General Data Protection Regulation
The General Data Protection Regulation comes into force on 25 May 2018. It tightens up and strengthens the protections for individuals, when it comes to their personal data, which have been in force since the Data Protection Act was passed 19 years ago.
In Britain, we are often confused by the subject of data protection. Many people are willing to publicise on their social media to the world at large their name, address, what they look like, what their interests are, what their political leanings are (when for example they approve or disapprove of something Donald Trump has done), who their friends and relations are, what their interests are, what their political persuasions are and so on. However, they are then invited to be concerned about the disclosure of personal details such as their address, which they may regard as being public knowledge. The impetus for the new European Regulation has come from mainland Europe where many people and politicians see things differently and are much more concerned than us to protect privacy and to prevent snooping. Businesses here which wish to comply with the new regulation will need to change their mind-set to one which is much closer to that private, even shy model.
In doing so, companies will have to treat the holding of data rather like the handling of nuclear fuel: any business which holds the nuclear material will need to hold as little of it as possible, look after it carefully, make sure that they keep it under lock and key, transport it safely, and get rid of it as soon as they can.

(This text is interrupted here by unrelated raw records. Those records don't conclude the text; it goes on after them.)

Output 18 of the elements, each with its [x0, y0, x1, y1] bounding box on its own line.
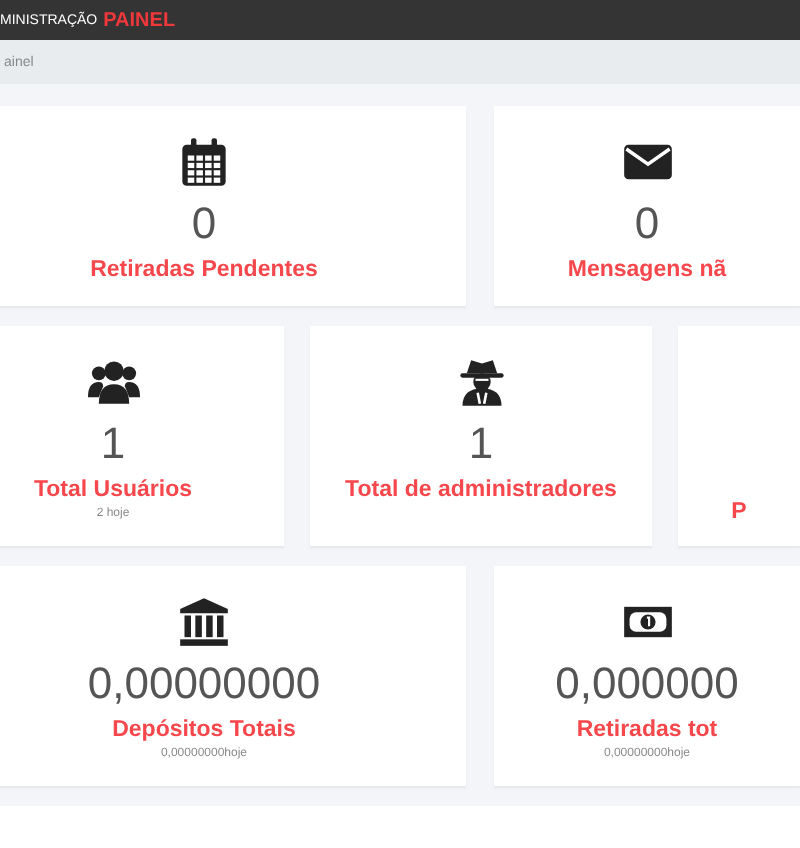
stat-label: Mensagens nã: [567, 258, 727, 282]
stat-label: Total Usuários: [33, 478, 193, 502]
stat-label: Retiradas tot: [576, 718, 718, 742]
app-title-accent: PAINEL: [103, 9, 176, 31]
stat-value: 0,00000000: [87, 660, 321, 708]
users-icon: [87, 356, 139, 408]
stat-value: 0: [191, 200, 217, 248]
calendar-icon: [178, 136, 230, 188]
stat-label: Depósitos Totais: [112, 718, 296, 742]
stat-value: 0,000000: [555, 660, 739, 708]
stat-value: 1: [100, 420, 126, 468]
stat-value: 0: [634, 200, 660, 248]
bank-icon: [178, 596, 230, 648]
stat-label: Total de administradores: [345, 478, 617, 502]
spy-icon: [455, 356, 507, 408]
stat-label: Retiradas Pendentes: [90, 258, 318, 282]
stat-value: 1: [468, 420, 494, 468]
stat-label: P: [731, 500, 747, 524]
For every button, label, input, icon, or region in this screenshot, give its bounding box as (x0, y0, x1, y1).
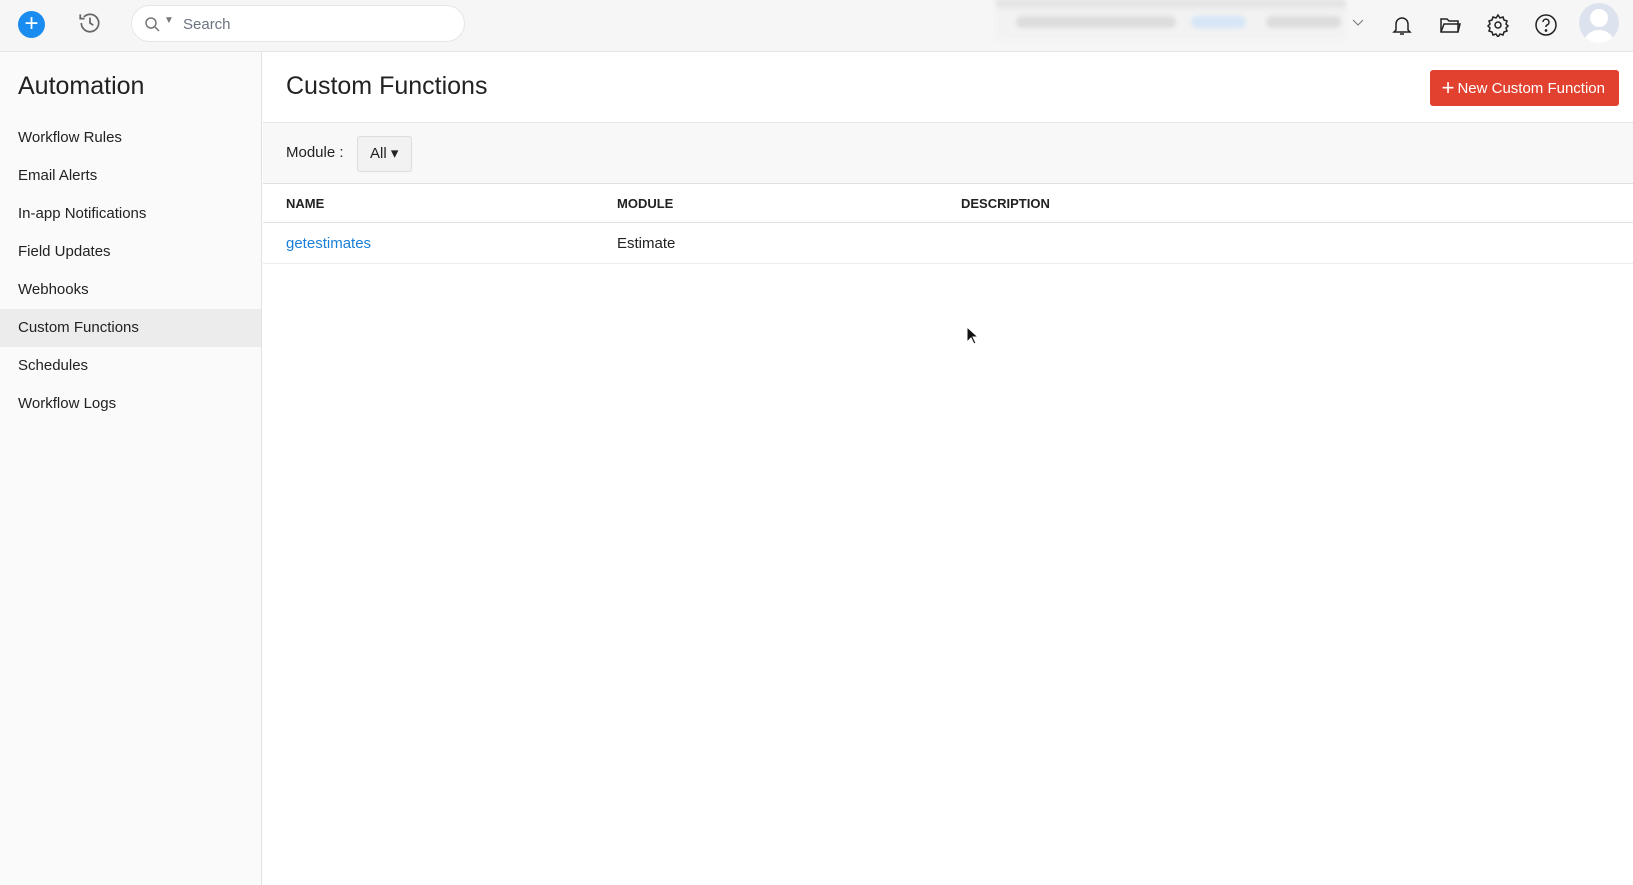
sidebar-item-field-updates[interactable]: Field Updates (0, 233, 261, 271)
bell-icon[interactable] (1390, 13, 1414, 37)
search-input[interactable]: Search (183, 16, 231, 33)
sidebar-item-schedules[interactable]: Schedules (0, 347, 261, 385)
sidebar-item-workflow-rules[interactable]: Workflow Rules (0, 119, 261, 157)
table-row[interactable]: getestimates Estimate (263, 224, 1633, 264)
page-title: Custom Functions (286, 72, 488, 100)
sidebar-item-workflow-logs[interactable]: Workflow Logs (0, 385, 261, 423)
top-bar: + ▼ Search (0, 0, 1633, 52)
function-name-link[interactable]: getestimates (286, 224, 371, 264)
column-header-name[interactable]: NAME (286, 185, 324, 223)
function-module: Estimate (617, 235, 676, 252)
new-custom-function-label: New Custom Function (1457, 80, 1605, 97)
plus-icon: + (1441, 75, 1455, 100)
table-header: NAME MODULE DESCRIPTION (263, 185, 1633, 223)
create-new-plus-icon[interactable]: + (18, 11, 45, 38)
search-scope-dropdown-icon[interactable]: ▼ (164, 15, 174, 26)
module-filter-select[interactable]: All ▾ (357, 136, 412, 172)
sidebar-title: Automation (18, 72, 145, 100)
search-icon (145, 17, 160, 32)
help-icon[interactable] (1534, 13, 1558, 37)
new-custom-function-button[interactable]: + New Custom Function (1429, 70, 1619, 106)
column-header-description[interactable]: DESCRIPTION (961, 185, 1050, 223)
sidebar-item-custom-functions[interactable]: Custom Functions (0, 309, 261, 347)
main-content: Custom Functions + New Custom Function Mo… (263, 52, 1633, 885)
chevron-down-icon[interactable] (1352, 19, 1364, 27)
module-filter-bar: Module : All ▾ (263, 122, 1633, 184)
user-avatar[interactable] (1579, 3, 1619, 43)
search-bar[interactable]: ▼ Search (131, 5, 465, 42)
sidebar-item-in-app-notifications[interactable]: In-app Notifications (0, 195, 261, 233)
folder-icon[interactable] (1438, 13, 1462, 37)
recent-history-icon[interactable] (77, 10, 103, 36)
sidebar: Automation Workflow Rules Email Alerts I… (0, 52, 262, 885)
settings-gear-icon[interactable] (1486, 13, 1510, 37)
sidebar-item-webhooks[interactable]: Webhooks (0, 271, 261, 309)
sidebar-item-email-alerts[interactable]: Email Alerts (0, 157, 261, 195)
column-header-module[interactable]: MODULE (617, 185, 673, 223)
mouse-cursor-icon (966, 326, 980, 345)
blurred-org-info (996, 0, 1346, 40)
module-filter-label: Module : (286, 144, 344, 161)
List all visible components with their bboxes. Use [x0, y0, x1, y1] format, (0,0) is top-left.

The new regulation is about evolution not revolution. It builds on best practice under the Data Protection Act, and businesses which already comply with the Act will find it a short step to compliance with the regulation.
One of the new principles introduced by the regulation is an accountancy principle which states that businesses will need to create an evidential trail showing what they have done, so that they can demonstrate compliance if they are asked to.
As before, the regulation covers personal data, which is information of any kind (including name, address, a photograph or a sound file) about a living individual who can be identified. Under the regulation, it will now include information such as metadata and cookies which only a computer can see.
A business must have a lawful basis for processing data. This may be the consent of the data subject, i.e. the person the data is about, but there are five other grounds which do not require consent. These include that it is necessary for the performance of an employment contract with the data subject, which covers the holding of personnel files just as now.
There has been significant publicity about the increase in fines for non-compliance. Under the Data Protection Act, they are currently £500,000 or 1% of national turnover. That will rise to €20 million or 4% of global turnover. These warnings are likely, however, to have been overdone. In the UK, our regulator is the Information Commissioner's Office. The ICO generally issues warnings, reprimands and corrective orders instead of giving fines, and in fact fewer than one in 1,000 of their concluded cases recently has resulted in a fine. Even with the massive data breach affecting TalkTalk, the ICO has never given out a maximum fine.
There is still time for businesses to get their ducks in a row by 25 May 2018. They will, however, need to change their approach to data and to get a move on if they are to be ready in time.